Diversity: There are few places, if a spiritual community is thriving, you share physical space, let alone conversation, with people ages six to 80. Let alone white, black, Asian, Hispanic, investment bankers to artists. Today my sweetie chatted up a 10-year-old redheaded boy whose voice rang out this morning from the children’s choir. We don’t know this kid or his parents. But he’s a member and members feel free to talk to one another. You don’t have to be married/parents/employed/whatever to find solace and welcome in the right spiritual community. Your soul is the member, not your exterior labels.
Tradition: I admit it. I’m a sucker for liturgy, the Nicene Creed, the Doxology, the Peace. I get weepy belting out my favorite hymns, knowing that generations of others have belted them out, in my church, before me. I like being part of a long line of Christians going back to 1854 in this space. I just love “All Things Bright and Beautiful.”
Lessons: Not just the sermon.
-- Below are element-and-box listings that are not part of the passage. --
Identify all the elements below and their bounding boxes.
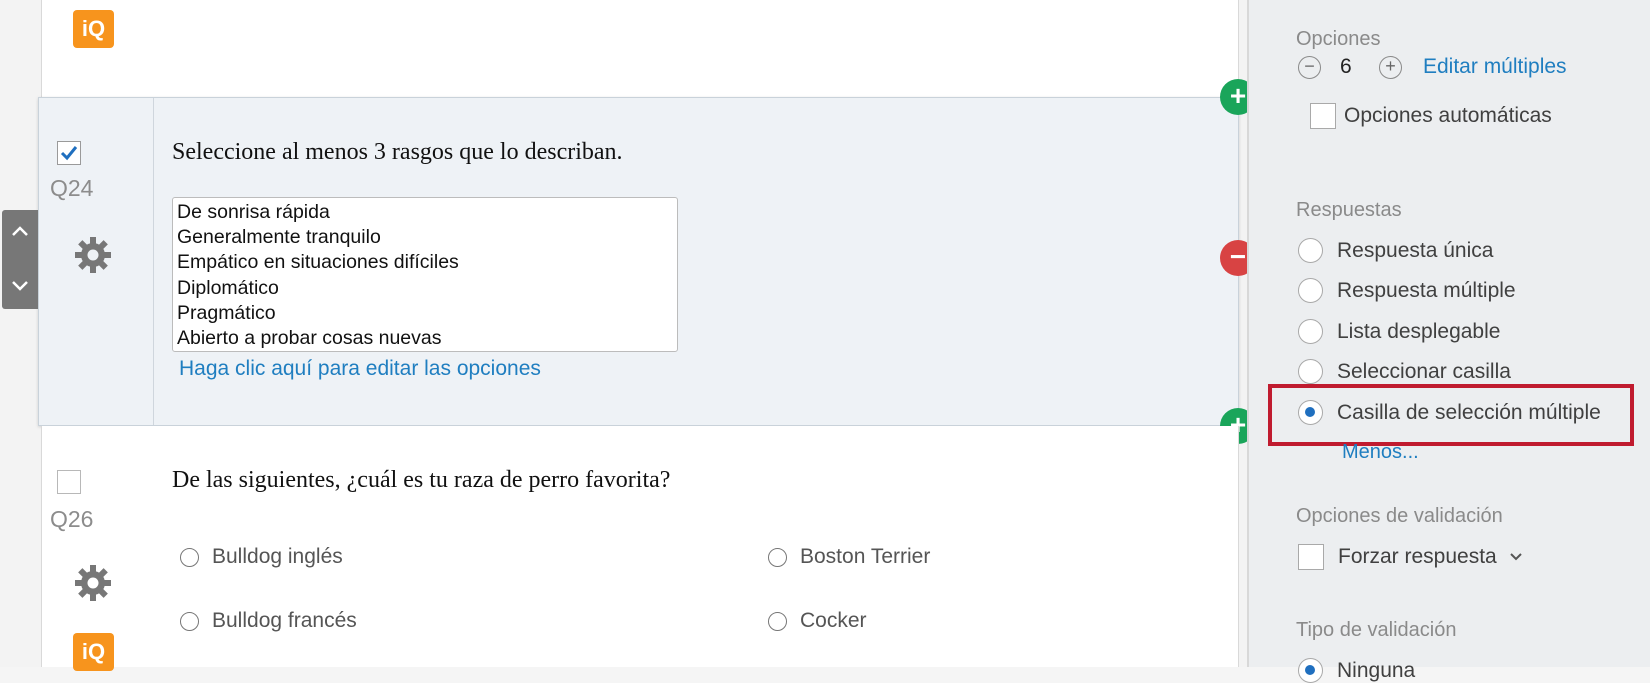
choice-item[interactable]: Generalmente tranquilo bbox=[177, 225, 673, 250]
validation-type-heading: Tipo de validación bbox=[1296, 619, 1457, 641]
question-block-previous[interactable] bbox=[41, 0, 1239, 98]
auto-options-checkbox[interactable]: Opciones automáticas bbox=[1310, 103, 1552, 129]
gear-icon[interactable] bbox=[72, 562, 114, 604]
question-select-checkbox-q26[interactable] bbox=[57, 470, 81, 494]
choice-item[interactable]: Empático en situaciones difíciles bbox=[177, 250, 673, 275]
question-select-checkbox-q24[interactable] bbox=[57, 141, 81, 165]
decrement-options-button[interactable]: − bbox=[1298, 56, 1321, 79]
options-heading: Opciones bbox=[1296, 28, 1381, 50]
radio-icon[interactable] bbox=[1298, 238, 1323, 263]
radio-icon[interactable] bbox=[1298, 319, 1323, 344]
checkbox-icon[interactable] bbox=[1298, 544, 1324, 570]
minus-icon: − bbox=[1229, 241, 1247, 272]
chevron-down-icon[interactable] bbox=[10, 275, 30, 295]
answer-type-dropdown[interactable]: Lista desplegable bbox=[1298, 319, 1500, 344]
radio-icon[interactable] bbox=[1298, 278, 1323, 303]
validation-type-none[interactable]: Ninguna bbox=[1298, 658, 1415, 683]
chevron-down-icon[interactable] bbox=[1507, 548, 1525, 566]
check-icon bbox=[60, 146, 78, 161]
answer-option[interactable]: Bulldog inglés bbox=[180, 545, 343, 569]
answer-type-single[interactable]: Respuesta única bbox=[1298, 238, 1493, 263]
radio-icon[interactable] bbox=[768, 611, 787, 631]
highlight-annotation bbox=[1268, 384, 1634, 446]
iq-badge-icon[interactable]: iQ bbox=[73, 10, 114, 48]
force-response-checkbox[interactable]: Forzar respuesta bbox=[1298, 544, 1525, 570]
question-id-label: Q24 bbox=[50, 175, 94, 201]
checkbox-icon[interactable] bbox=[1310, 103, 1336, 129]
answer-option[interactable]: Bulldog francés bbox=[180, 609, 357, 633]
choice-item[interactable]: Diplomático bbox=[177, 276, 673, 301]
edit-choices-link[interactable]: Haga clic aquí para editar las opciones bbox=[179, 357, 541, 381]
radio-icon[interactable] bbox=[180, 547, 199, 567]
answer-option[interactable]: Cocker bbox=[768, 609, 867, 633]
question-text[interactable]: Seleccione al menos 3 rasgos que lo desc… bbox=[172, 139, 623, 166]
increment-options-button[interactable]: + bbox=[1379, 56, 1402, 79]
answer-type-multiple[interactable]: Respuesta múltiple bbox=[1298, 278, 1516, 303]
question-reorder-tab[interactable] bbox=[2, 210, 38, 309]
radio-icon[interactable] bbox=[768, 547, 787, 567]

Sitting still for an hour. Caring for your soul in the same thoughtful and deliberate way we pay obsessive, tedious, relentless attention to the size of our hips, bank accounts or achievements.
Humility: Every one of us is eventually humbled, whether by divorce, betrayal, job loss, illness. Knowing others have survived this, are surviving this all around you, reminds us we’re human. We still retain tremendous value, to ourselves and to others, no matter what condition we find ourselves in.